February 22, 2021
If you don’t think there’s a bubble brewing in the stock market, look no further than Tesla.
The electric car maker’s stock opened 2020’s first trading day at a split-adjusted $89.40 per share. It closed on the last trading day of 2020 at $705.67 per share, an eight-fold increase. At the time, the company had yet to log a profitable year, and only recently did so.
It’s as if the stock market were predicting a quick end to the internal combustion engine and a mandate for everyone to drive electric vehicles, specifically a Tesla.
How else can you explain why Tesla’s market capitalization (around $830 billion) is currently greater than the world’s next 10 most valuable automotive companies combined? That means Telsa is more valuable than all of Toyota, Volkswagen, Daimler, GM, BMW, Hyundai, Ferrari, Honda, Fiat, and Ford. The total market cap of those 10 companies is $737 billion.
Do investors really believe there will soon be more Tesla models on the road than all those other companies put together?
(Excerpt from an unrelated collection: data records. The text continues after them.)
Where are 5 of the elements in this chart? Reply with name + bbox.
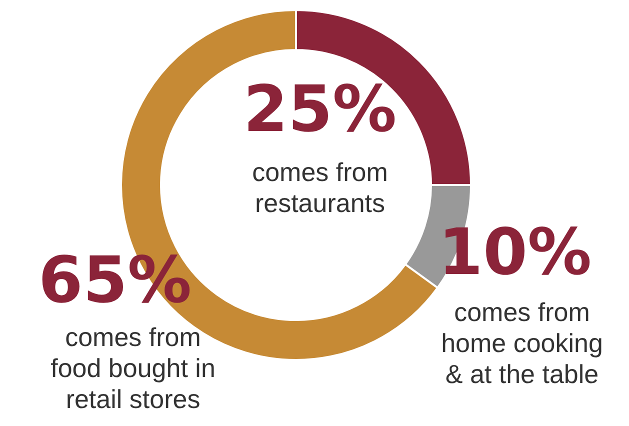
data-label: 10% xyxy=(438,216,592,290)
data-label: 25% xyxy=(243,73,397,147)
slice-label: comes from restaurants xyxy=(252,157,388,218)
slice-label: comes from food bought in retail stores xyxy=(50,322,216,414)
slice-label: comes from home cooking & at the table xyxy=(441,297,603,389)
Toyota alone sold 17 times more cars through November 2020 than Tesla did all year. Also, Tesla lost $862 million last year while Toyota made $13 billion. Toyota’s stock trades for 9 times earnings and pays a dividend yield of 2.7 percent, which is more than 2.5 times the current yield on the 10-year Treasury note.
Yet, the valuations are what they are.
This is the kind of wild, speculative, behavior you see at the end of a bull market.